Ida kemudian berjalan meninggalkan Sofi untuk menyusul Hesa dan Vallena yang mungkin sudah sampai pada areal parkir.
Sofi masih terpagun pada tempatnya.
Rencananya untuk mengundurkan diri gagal seketika. Terlebih setelah mengetahui rahasia besar Vallena, ia tak mampu meninggalkannya. Ia tak ingin Vallena kembali menyakiti dirinya lagi. Selain itu, masih ada pertanyaan yang mengganjal benak Sofi.
Sebelum pulang, Sofi menyempatkan diri untuk merapikan unit Vallena yang berantakan.

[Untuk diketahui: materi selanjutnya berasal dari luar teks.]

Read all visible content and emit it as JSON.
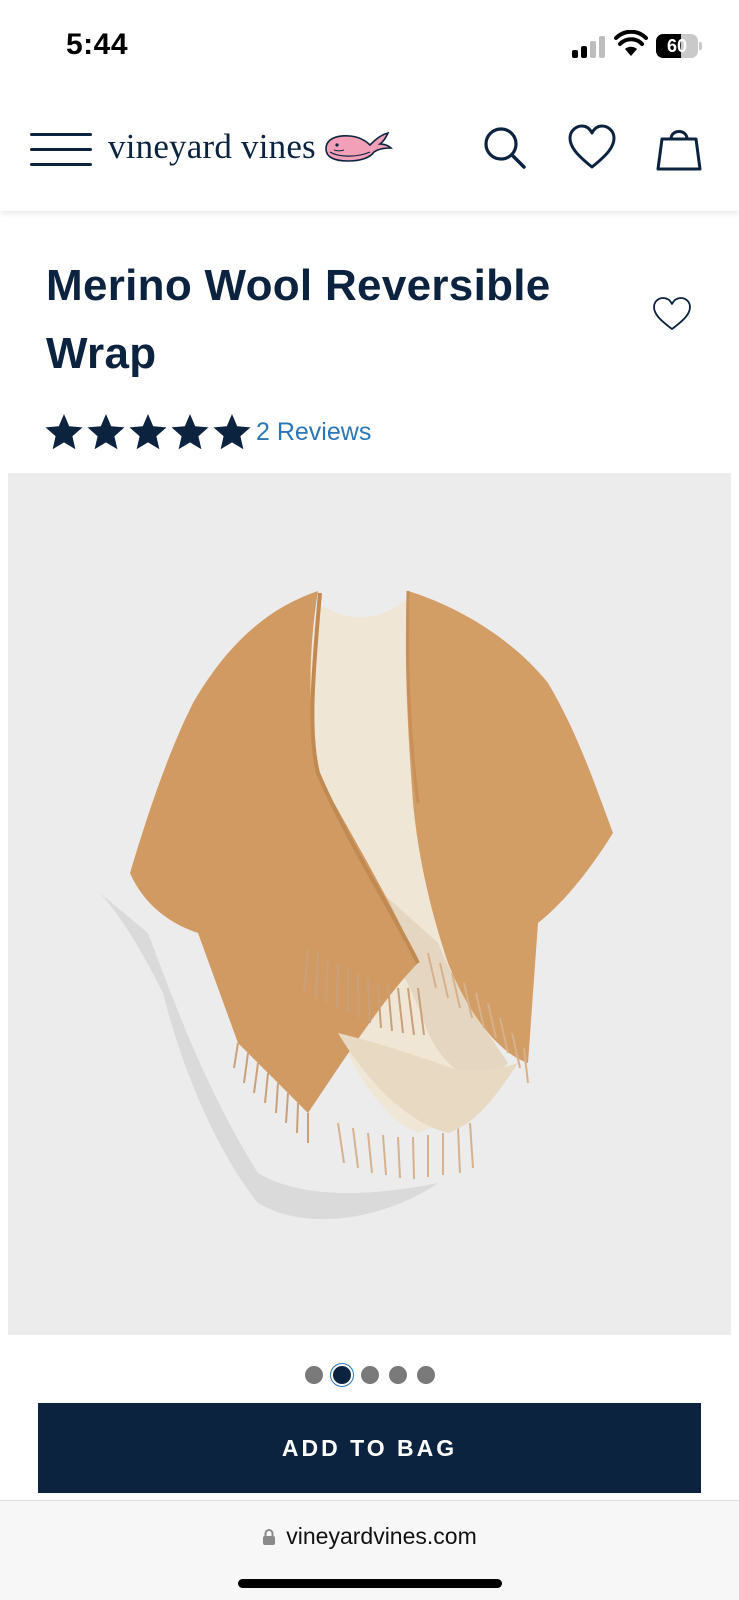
{
  "status_bar": {
    "time": "5:44",
    "battery": "60",
    "battery_level": 0.6,
    "signal_bars": 2,
    "signal_icon": "cellular-signal-icon",
    "wifi_icon": "wifi-icon"
  },
  "header": {
    "menu_icon": "hamburger-menu-icon",
    "logo_text": "vineyard vines",
    "logo_icon": "whale-logo-icon",
    "search_icon": "search-icon",
    "wishlist_icon": "heart-icon",
    "bag_icon": "shopping-bag-icon"
  },
  "product": {
    "title": "Merino Wool Reversible Wrap",
    "favorite_icon": "heart-outline-icon",
    "rating": 5,
    "rating_max": 5,
    "reviews_label": "2 Reviews",
    "image_count": 5,
    "active_image": 2
  },
  "actions": {
    "add_to_bag": "ADD TO BAG"
  },
  "browser": {
    "url": "vineyardvines.com",
    "lock_icon": "lock-icon"
  },
  "colors": {
    "brand_navy": "#0c2340",
    "link_blue": "#2b77b5",
    "whale_pink": "#f2a0b8",
    "image_bg": "#ececec",
    "camel": "#d09a62"
  }
}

Seorang diri, ia membereskan bekas kekacauan yang telah terjadi. Menggantung lukisan pada dinding, memungut serpihan kaca pecahan cermin, dan meletakkan barang-barang yang berceceran di lantai ke atas meja rias.

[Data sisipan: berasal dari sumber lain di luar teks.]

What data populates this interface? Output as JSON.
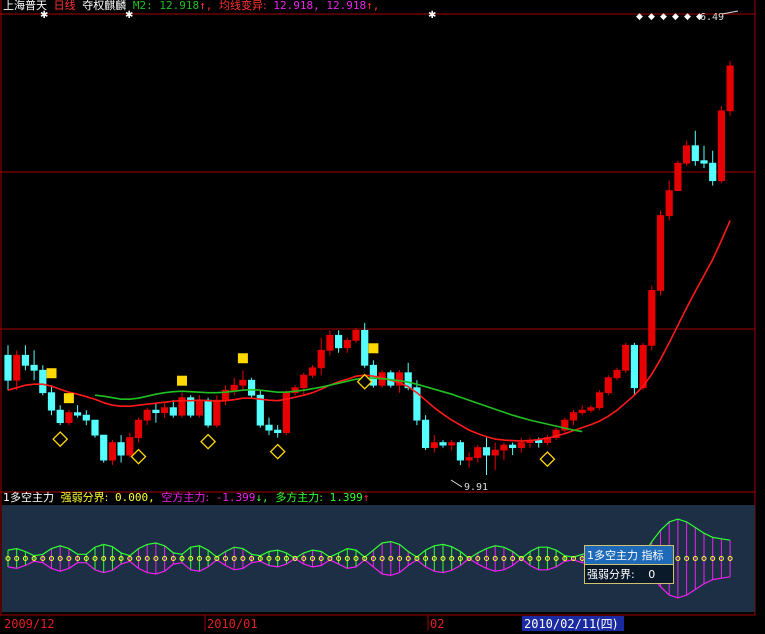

Sofi memungut sebuah pouch yang berisi obat-obatan. Rasa penasaran membuatnya mengintip obat berkemasan blister dan strip di dalam. Androcur, Estromon, dan Phenokinon, nama-nama merk obat yang asing bagi Sofi. Beberapa bungkus persediaan jarum suntik juga tergeletak di sisi meja. Sofi kemudian mengambil foto obat-obat yang ia temukan dengan ponsel. Naluri keingintahuan untuk mencari informasi seputar obat tersebut nanti.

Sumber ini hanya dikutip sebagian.